Vérifier les qualifications en cinq minutes

Quatre points de contrôle suffisent à filtrer la grande majorité des bureaux non fiables. Ces vérifications se font sur ordinateur ou téléphone, avant même d'engager la discussion sur les prix.

La qualification OPQIBI sur opqibi.com

L'OPQIBI est un organisme de qualification indépendant accrédité par le COFRAC. Pour la géotechnique, deux codes sont déterminants : le 1001 pour les projets courants type maison individuelle, le 1002 pour les projets sur sols instables ou ouvrages complexes. La nomenclature officielle des qualifications, mise à jour le 6 février 2025, distingue aussi le 1003 (étude en géologie), le 1005 (hydrogéologie), le 1008 (investigations in-situ) et le 1009 (essais en laboratoire).

La procédure de vérification tient en quatre actions :

  1. Aller sur l'annuaire des qualifiés sur opqibi.com.
  2. Taper le nom du bureau, son SIREN ou son code postal.
  3. Ouvrir la fiche et contrôler la présence du code 1001 ou 1002 dans la liste des qualifications actives.
  4. Vérifier la date d'échéance du certificat. Une qualification suspendue ou expirée n'a aucune valeur.

Pour ce qui dépasse la simple vérification (procédure d'obtention, suivi annuel, qualifications RGE Études), la page dédiée à la certification OPQIBI détaille le parcours complet.

L'adhésion à l'Union Syndicale Géotechnique

L'USG fédère une part importante de la profession en France.
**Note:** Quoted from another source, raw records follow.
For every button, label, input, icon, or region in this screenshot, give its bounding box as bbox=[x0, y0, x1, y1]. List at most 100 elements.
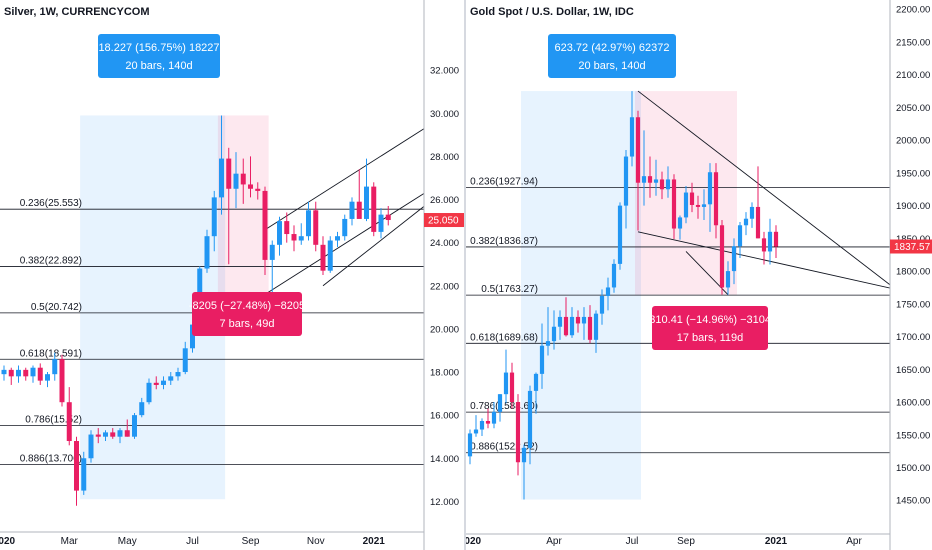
candle[interactable] bbox=[233, 152, 239, 209]
candle[interactable] bbox=[521, 444, 527, 500]
candle[interactable] bbox=[695, 195, 701, 219]
candle[interactable] bbox=[527, 385, 533, 465]
candle[interactable] bbox=[161, 376, 166, 390]
candle[interactable] bbox=[327, 236, 333, 273]
candle[interactable] bbox=[557, 310, 563, 340]
candle[interactable] bbox=[356, 169, 362, 219]
candle[interactable] bbox=[671, 174, 677, 240]
candle[interactable] bbox=[219, 115, 224, 215]
candle[interactable] bbox=[45, 372, 50, 388]
candle[interactable] bbox=[16, 365, 21, 383]
candle[interactable] bbox=[37, 363, 43, 385]
candle[interactable] bbox=[291, 225, 297, 252]
candle[interactable] bbox=[485, 408, 491, 429]
candle[interactable] bbox=[623, 149, 629, 229]
candle[interactable] bbox=[175, 367, 181, 381]
candle[interactable] bbox=[23, 367, 29, 381]
candle[interactable] bbox=[255, 182, 261, 200]
candle[interactable] bbox=[635, 110, 641, 231]
candle[interactable] bbox=[545, 307, 551, 356]
candle[interactable] bbox=[342, 214, 348, 241]
candle[interactable] bbox=[168, 372, 174, 385]
gold-chart-panel[interactable]: 0.236(1927.94) 0.382(1836.87) 0.5(1763.27)… bbox=[466, 0, 932, 550]
candle[interactable] bbox=[211, 190, 217, 252]
candle[interactable] bbox=[204, 229, 210, 273]
candle[interactable] bbox=[761, 231, 767, 265]
candle[interactable] bbox=[95, 428, 101, 444]
candle[interactable] bbox=[587, 305, 593, 344]
candle[interactable] bbox=[713, 163, 719, 239]
candle[interactable] bbox=[641, 130, 647, 206]
candle[interactable] bbox=[731, 238, 737, 285]
candle[interactable] bbox=[349, 197, 355, 226]
candle[interactable] bbox=[737, 221, 743, 258]
candle[interactable] bbox=[88, 430, 94, 463]
candle[interactable] bbox=[689, 182, 695, 213]
candle[interactable] bbox=[629, 91, 635, 167]
candle[interactable] bbox=[563, 297, 569, 337]
candle[interactable] bbox=[533, 372, 539, 414]
candle[interactable] bbox=[725, 261, 731, 295]
candle[interactable] bbox=[497, 394, 503, 422]
candle[interactable] bbox=[767, 218, 773, 265]
candle[interactable] bbox=[124, 419, 130, 437]
gold-chart[interactable]: 0.236(1927.94) 0.382(1836.87) 0.5(1763.27)… bbox=[466, 0, 932, 550]
candle[interactable] bbox=[284, 212, 290, 243]
trendline[interactable] bbox=[264, 128, 425, 231]
candle[interactable] bbox=[773, 225, 779, 258]
candle[interactable] bbox=[719, 220, 725, 295]
candle[interactable] bbox=[599, 289, 605, 325]
candle[interactable] bbox=[575, 310, 581, 333]
candle[interactable] bbox=[743, 212, 749, 236]
candle[interactable] bbox=[749, 202, 755, 228]
candle[interactable] bbox=[659, 171, 665, 200]
candle[interactable] bbox=[581, 307, 587, 340]
candle[interactable] bbox=[683, 185, 689, 224]
candle[interactable] bbox=[74, 436, 79, 506]
candle[interactable] bbox=[539, 323, 545, 389]
candle[interactable] bbox=[371, 182, 377, 237]
candle[interactable] bbox=[110, 428, 116, 439]
candle[interactable] bbox=[306, 201, 311, 241]
candle[interactable] bbox=[677, 215, 683, 240]
candle[interactable] bbox=[707, 163, 713, 232]
candle[interactable] bbox=[132, 412, 137, 439]
silver-chart[interactable]: 0.236(25.553) 0.382(22.892) 0.5(20.742) 0.6… bbox=[0, 0, 466, 550]
candle[interactable] bbox=[515, 394, 521, 476]
candle[interactable] bbox=[240, 158, 246, 204]
candle[interactable] bbox=[103, 430, 108, 442]
candle[interactable] bbox=[364, 158, 369, 222]
candle[interactable] bbox=[479, 418, 485, 437]
candle[interactable] bbox=[665, 166, 671, 198]
candle[interactable] bbox=[139, 397, 145, 418]
trendline[interactable] bbox=[322, 205, 425, 287]
candle[interactable] bbox=[653, 159, 659, 196]
candle[interactable] bbox=[593, 310, 599, 353]
candle[interactable] bbox=[182, 341, 188, 375]
candle[interactable] bbox=[617, 202, 623, 270]
candle[interactable] bbox=[491, 402, 497, 429]
candle[interactable] bbox=[117, 428, 123, 444]
candle[interactable] bbox=[8, 367, 14, 385]
candle[interactable] bbox=[509, 362, 515, 409]
candle[interactable] bbox=[1, 365, 7, 381]
trendline[interactable] bbox=[637, 231, 897, 290]
candle[interactable] bbox=[611, 259, 617, 293]
candle[interactable] bbox=[473, 415, 479, 437]
candle[interactable] bbox=[153, 376, 159, 390]
candle[interactable] bbox=[378, 208, 384, 239]
candle[interactable] bbox=[298, 223, 304, 245]
candle[interactable] bbox=[226, 147, 232, 265]
candle[interactable] bbox=[269, 240, 275, 293]
price-axis[interactable] bbox=[424, 0, 466, 550]
candle[interactable] bbox=[755, 166, 761, 239]
candle[interactable] bbox=[647, 156, 653, 198]
candle[interactable] bbox=[66, 387, 72, 446]
candle[interactable] bbox=[467, 429, 473, 465]
candle[interactable] bbox=[59, 354, 65, 407]
candle[interactable] bbox=[52, 352, 58, 381]
candle[interactable] bbox=[335, 231, 340, 247]
candle[interactable] bbox=[30, 365, 36, 383]
candle[interactable] bbox=[701, 189, 707, 221]
candle[interactable] bbox=[569, 307, 575, 338]
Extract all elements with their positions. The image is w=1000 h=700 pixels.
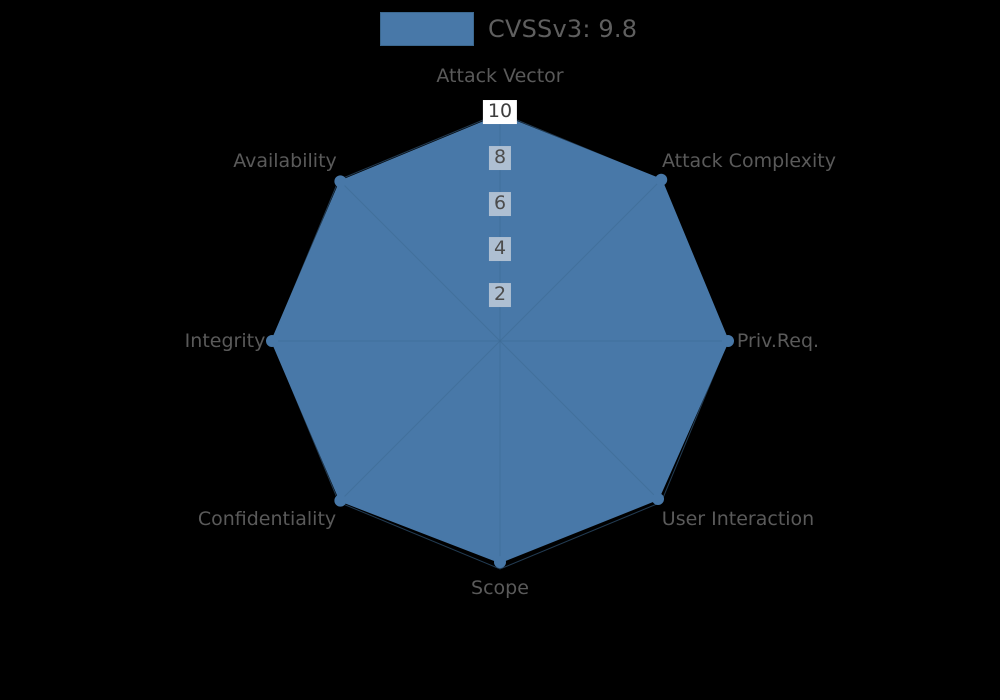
axis-label-attack-complexity: Attack Complexity: [661, 150, 837, 172]
radial-tick-label-4: 4: [488, 237, 512, 261]
radial-tick-label-6: 6: [488, 192, 512, 216]
radial-tick-label-8: 8: [488, 146, 512, 170]
axis-label-attack-vector: Attack Vector: [436, 65, 564, 87]
axis-label-priv-req: Priv.Req.: [736, 330, 820, 352]
legend-color-swatch: [380, 12, 474, 46]
axis-label-user-interaction: User Interaction: [661, 508, 815, 530]
legend-label: CVSSv3: 9.8: [488, 15, 638, 43]
axis-label-integrity: Integrity: [184, 330, 266, 352]
radial-tick-label-2: 2: [488, 283, 512, 307]
chart-legend: CVSSv3: 9.8: [380, 12, 637, 46]
axis-label-availability: Availability: [233, 150, 337, 172]
radial-tick-label-10: 10: [482, 100, 518, 124]
axis-label-confidentiality: Confidentiality: [197, 508, 337, 530]
axis-label-scope: Scope: [471, 577, 529, 599]
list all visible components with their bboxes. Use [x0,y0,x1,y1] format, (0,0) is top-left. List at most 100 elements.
Elle impose à ses membres un code de déontologie portant sur trois engagements :

  • Conformité stricte à la norme NF P 94-500.
  • Transparence des prestations dans le devis et le rapport.
  • Respect des règles de l'art et de la déontologie professionnelle.

Le site union-syndicale-geotechnique.com publie la liste des adhérents par région. L'adhésion reste volontaire et constitue un signal de sérieux supplémentaire, particulièrement utile pour identifier les bureaux régionaux qui ne figurent pas dans les grands annuaires nationaux.

Les attestations RC pro et garantie décennale

Trois pièces sont à demander avant signature, en cours de validité, avec mention explicite de l'activité géotechnique :

  • Attestation RC professionnelle : couvre la responsabilité civile pendant l'exécution de la mission. Une RC pro générale, sans clause géotechnique, ne couvre pas les rapports d'étude de sol.
  • Attestation garantie décennale : obligatoire pour les missions de conception (G2 PRO, G3, G5). Sans décennale, un sinistre lié à un défaut d'étude ne sera pas couvert et la dommages-ouvrage de la maison peut être refusée.
  • Date d'échéance : une attestation périmée est sans valeur. Un bureau sérieux la renouvelle chaque année et la transmet sans délai sur demande.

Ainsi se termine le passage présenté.